Can chiropractic help with headaches that come from my neck? Cervicogenic headaches, those originating from upper cervical joints particularly C1 and C2, are within the scope of Gonstead chiropractic. If your headache pattern includes neck stiffness, pain at the base of the skull, or headaches that change with neck movement, there is a reasonable structural basis to assess.

How is Gonstead different from general chiropractic for neck pain? General chiropractic may adjust multiple levels across the cervical spine without X-ray confirmation. Gonstead identifies the single most involved segment through a five-component assessment, then adjusts that specific level in the specific direction needed. The difference is specificity, and that is not just a technique preference — it is clinically meaningful.

Will I need to keep coming back forever?
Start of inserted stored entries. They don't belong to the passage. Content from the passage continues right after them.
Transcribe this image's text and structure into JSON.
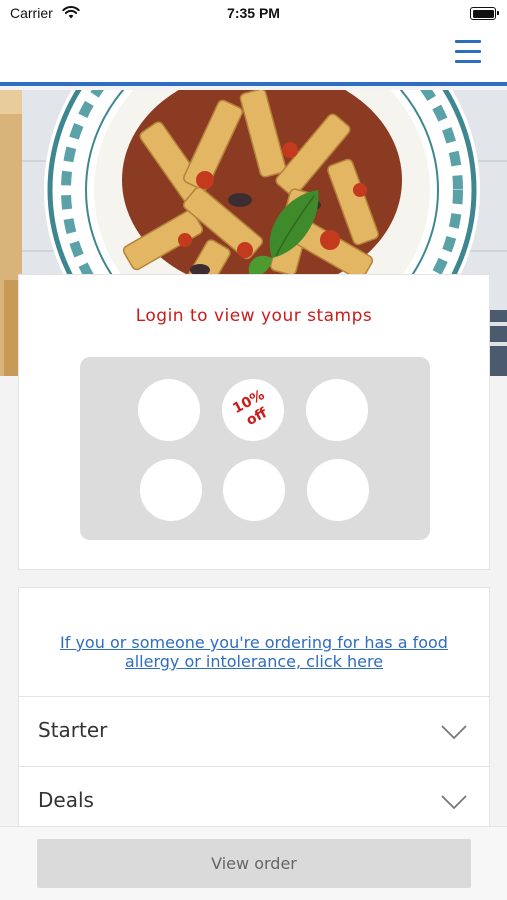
{
  "status_bar": {
    "carrier": "Carrier",
    "time": "7:35 PM"
  },
  "nav": {
    "menu_icon": "hamburger-menu-icon",
    "accent_color": "#2f6dbf"
  },
  "hero": {
    "image": "pasta-dish-photo"
  },
  "loyalty": {
    "login_prompt": "Login to view your stamps",
    "reward_line1": "10%",
    "reward_line2": "off",
    "total_stamps": 6,
    "accent_color": "#cc1b1b"
  },
  "menu": {
    "allergy_link": "If you or someone you're ordering for has a food allergy or intolerance, click here",
    "categories": [
      {
        "label": "Starter",
        "icon": "chevron-down-icon"
      },
      {
        "label": "Deals",
        "icon": "chevron-down-icon"
      }
    ]
  },
  "footer": {
    "view_order_label": "View order"
  }
}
Not necessarily. The goal of care at TGC is to resolve the structural problem driving your symptoms, not to create dependency. Some people come in, get the problem sorted, and do not need ongoing care. Others with more significant structural change benefit from periodic maintenance. That is an honest conversation we have with every patient based on their specific findings.

My neck clicks all the time. Does that mean something is wrong? Clicking or crepitus in the neck is not automatically a sign of damage. It can result from gas release in the joint, the same mechanism as knuckle cracking, or it can indicate surface changes in the joint cartilage. What matters is whether the clicking is accompanied by pain, restricted movement, or neurological symptoms. That is worth assessing properly rather than guessing either way.


If your neck has been bothering you and you want to understand what is actually going on structurally, we would be glad to take a proper look. TGC is based in Bandar Rimbayu, Selangor — if that sounds like what you are dealing with, come in and let us find out.


References

  1. Hansraj, K. K. (2014). Assessment of stresses in the cervical spine caused by posture and position of the head. Surgical Technology International, 25, 277–279.
  2. Bogduk, N., & Govind, J. (2009). Cervicogenic headache: an assessment of the evidence on clinical diagnosis, invasive tests, and treatment. The Lancet Neurology, 8(10), 959–968.
  3. Guzman, J., Haldeman, S., Carroll, L. J., et al. (2008). Clinical practice implications of the Bone and Joint Decade 2000–2010 Task Force on Neck Pain and Its Associated Disorders. Spine, 33(4 Suppl), S199–S213.
  4. Côté, P., van der Velde, G., Cassidy, J. D., et al. (2008). The burden and determinants of neck pain in workers: results of the Bone and Joint Decade 2000–2010 Task Force on Neck Pain and Its Associated Disorders. Spine, 33(4 Suppl), S60–S74.
  5. Haas, M., Groupp, E., & Kraemer, D. F. (2004). Dose-response for chiropractic care of chronic cervicogenic headache and associated neck pain: a randomized pilot study. Journal of Manipulative and Physiological Therapeutics, 27(9), 547–553.